Gli Incas attraversarono la collina
verso la fine della marcia, Archeologo Christian Vitry –Direttore Generale della Conservazione e della Ricerca a Salta- Spiega che la percezione spaziale degli Incas era diversa da quella dell’Occidente, che fin dall’Impero Romano costruiva strade nella parte inferiore delle valli, che pensava fossero per il cavallo e il carro. Nel mondo europeo c’era la tendenza a vivere e coltivare nella “bassa”: i conquistatori vedevano la montagna come un ostacolo.

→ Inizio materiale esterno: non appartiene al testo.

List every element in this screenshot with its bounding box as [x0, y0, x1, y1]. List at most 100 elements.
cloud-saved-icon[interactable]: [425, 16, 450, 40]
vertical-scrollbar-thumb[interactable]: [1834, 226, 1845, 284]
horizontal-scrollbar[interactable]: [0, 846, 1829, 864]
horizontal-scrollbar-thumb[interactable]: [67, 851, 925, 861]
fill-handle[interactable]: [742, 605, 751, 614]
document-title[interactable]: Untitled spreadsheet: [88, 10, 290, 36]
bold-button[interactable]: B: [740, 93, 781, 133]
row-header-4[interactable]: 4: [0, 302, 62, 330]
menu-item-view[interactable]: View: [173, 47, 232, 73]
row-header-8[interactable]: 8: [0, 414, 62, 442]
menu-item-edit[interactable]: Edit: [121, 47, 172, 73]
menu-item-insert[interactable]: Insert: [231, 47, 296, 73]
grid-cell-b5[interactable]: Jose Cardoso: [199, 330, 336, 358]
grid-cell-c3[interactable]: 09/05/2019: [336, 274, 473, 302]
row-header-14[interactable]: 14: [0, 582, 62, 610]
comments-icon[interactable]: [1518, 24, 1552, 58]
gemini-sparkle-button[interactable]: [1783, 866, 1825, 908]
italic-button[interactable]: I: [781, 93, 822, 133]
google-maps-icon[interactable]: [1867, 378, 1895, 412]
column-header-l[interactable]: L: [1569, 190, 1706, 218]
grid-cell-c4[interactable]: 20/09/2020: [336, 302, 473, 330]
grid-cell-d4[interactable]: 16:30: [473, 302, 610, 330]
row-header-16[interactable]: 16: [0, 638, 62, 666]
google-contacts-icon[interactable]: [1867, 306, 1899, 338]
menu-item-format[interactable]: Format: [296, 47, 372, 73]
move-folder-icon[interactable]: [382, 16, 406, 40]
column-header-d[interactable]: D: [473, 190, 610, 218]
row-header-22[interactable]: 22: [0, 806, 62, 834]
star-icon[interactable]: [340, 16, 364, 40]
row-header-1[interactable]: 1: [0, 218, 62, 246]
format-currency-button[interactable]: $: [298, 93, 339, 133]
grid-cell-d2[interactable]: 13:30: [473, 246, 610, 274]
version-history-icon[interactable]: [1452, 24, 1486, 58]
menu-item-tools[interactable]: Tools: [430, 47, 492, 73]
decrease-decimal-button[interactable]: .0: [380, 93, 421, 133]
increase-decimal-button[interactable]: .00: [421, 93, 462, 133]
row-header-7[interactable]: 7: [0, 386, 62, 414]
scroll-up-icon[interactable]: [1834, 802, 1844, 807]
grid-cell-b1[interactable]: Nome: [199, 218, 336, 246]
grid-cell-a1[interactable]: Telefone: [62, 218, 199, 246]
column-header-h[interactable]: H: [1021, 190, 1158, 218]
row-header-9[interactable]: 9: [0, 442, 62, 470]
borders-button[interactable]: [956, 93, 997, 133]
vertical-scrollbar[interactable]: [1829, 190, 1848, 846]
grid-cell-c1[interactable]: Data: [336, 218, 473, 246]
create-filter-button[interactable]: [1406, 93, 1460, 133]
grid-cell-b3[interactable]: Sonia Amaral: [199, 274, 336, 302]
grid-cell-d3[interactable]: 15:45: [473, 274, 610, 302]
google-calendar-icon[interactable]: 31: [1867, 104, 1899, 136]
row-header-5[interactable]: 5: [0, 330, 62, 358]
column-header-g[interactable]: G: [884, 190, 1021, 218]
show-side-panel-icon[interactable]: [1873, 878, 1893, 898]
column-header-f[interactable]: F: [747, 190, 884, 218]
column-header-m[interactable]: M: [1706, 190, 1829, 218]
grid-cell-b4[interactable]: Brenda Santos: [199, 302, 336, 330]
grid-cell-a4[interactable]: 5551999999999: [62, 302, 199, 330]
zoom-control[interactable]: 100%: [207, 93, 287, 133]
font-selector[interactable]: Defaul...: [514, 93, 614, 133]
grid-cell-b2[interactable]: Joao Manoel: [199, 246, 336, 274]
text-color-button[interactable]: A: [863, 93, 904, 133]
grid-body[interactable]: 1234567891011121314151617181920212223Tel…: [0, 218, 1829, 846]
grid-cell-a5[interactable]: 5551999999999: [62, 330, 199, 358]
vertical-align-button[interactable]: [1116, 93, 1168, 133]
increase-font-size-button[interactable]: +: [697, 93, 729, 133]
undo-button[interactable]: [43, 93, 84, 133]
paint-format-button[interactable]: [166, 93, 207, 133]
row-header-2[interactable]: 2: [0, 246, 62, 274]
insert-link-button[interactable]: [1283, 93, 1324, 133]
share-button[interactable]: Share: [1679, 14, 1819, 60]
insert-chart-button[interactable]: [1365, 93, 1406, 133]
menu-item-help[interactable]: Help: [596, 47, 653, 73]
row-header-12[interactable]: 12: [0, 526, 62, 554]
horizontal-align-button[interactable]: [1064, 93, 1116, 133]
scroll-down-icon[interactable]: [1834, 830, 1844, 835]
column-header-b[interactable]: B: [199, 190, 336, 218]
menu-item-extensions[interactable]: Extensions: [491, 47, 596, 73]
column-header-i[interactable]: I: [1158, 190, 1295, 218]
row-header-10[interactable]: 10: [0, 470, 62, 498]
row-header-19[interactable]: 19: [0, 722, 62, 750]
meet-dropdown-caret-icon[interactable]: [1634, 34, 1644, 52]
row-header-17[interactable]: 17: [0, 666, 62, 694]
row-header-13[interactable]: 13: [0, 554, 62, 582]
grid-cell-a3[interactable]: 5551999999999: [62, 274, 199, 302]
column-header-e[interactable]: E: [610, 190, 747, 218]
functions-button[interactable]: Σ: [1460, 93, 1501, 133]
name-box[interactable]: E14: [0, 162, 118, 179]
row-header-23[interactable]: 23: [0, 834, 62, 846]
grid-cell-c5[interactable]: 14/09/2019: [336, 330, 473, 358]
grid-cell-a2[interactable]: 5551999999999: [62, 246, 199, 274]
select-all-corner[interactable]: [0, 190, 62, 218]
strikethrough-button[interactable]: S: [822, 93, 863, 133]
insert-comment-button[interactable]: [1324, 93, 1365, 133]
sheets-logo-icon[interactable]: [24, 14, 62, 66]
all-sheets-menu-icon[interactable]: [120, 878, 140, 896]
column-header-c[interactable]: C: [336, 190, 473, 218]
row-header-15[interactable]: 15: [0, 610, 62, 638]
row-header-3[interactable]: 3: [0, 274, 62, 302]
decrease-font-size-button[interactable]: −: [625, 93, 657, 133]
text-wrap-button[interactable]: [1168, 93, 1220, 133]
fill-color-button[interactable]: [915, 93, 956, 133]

Nelle Ande – spiega Vitri – si è giocato questo contro di loro: “Hanno viaggiato sotto e gli indigeni hanno attaccato dall’alto. Ecco perché è stato difficile superarli in certi luoghi del nord-ovest con una resistenza che è durata più di un secolo. Nella visione del mondo originale, il fondo e le pianure – tinku – erano un luogo di scambio e approvvigionamento, Dove crescevano carrubi e chanaris, che davano legno e frutti. Hanno piantato sui pendii, livellando il terreno con terrazze agricole. Più si sacrificarono per costruire strade in alto, ma nella parte bassa furono distrutte da piogge e frane: grazie alle quali persistono ancora oggi. Queste pietre sono state poste ai nostri piedi 500 anni fa e non sono mai state spostate.
Per l’architetto italiano Francesco Careri, il percorso è l’ideale più perfetto dell’architettura: “Scompare quando smetti di usarlo”. Questo non è il caso di Qabaq Nian: essendo un percorso sopraelevato, non è mai coperto dalla vegetazione. E sono allo stesso tempo semplici e complesse, a meno che non ci sia un esplicito invito a cancellarle – fatica, tra l’altro – sembrano pensate per durare per sempre.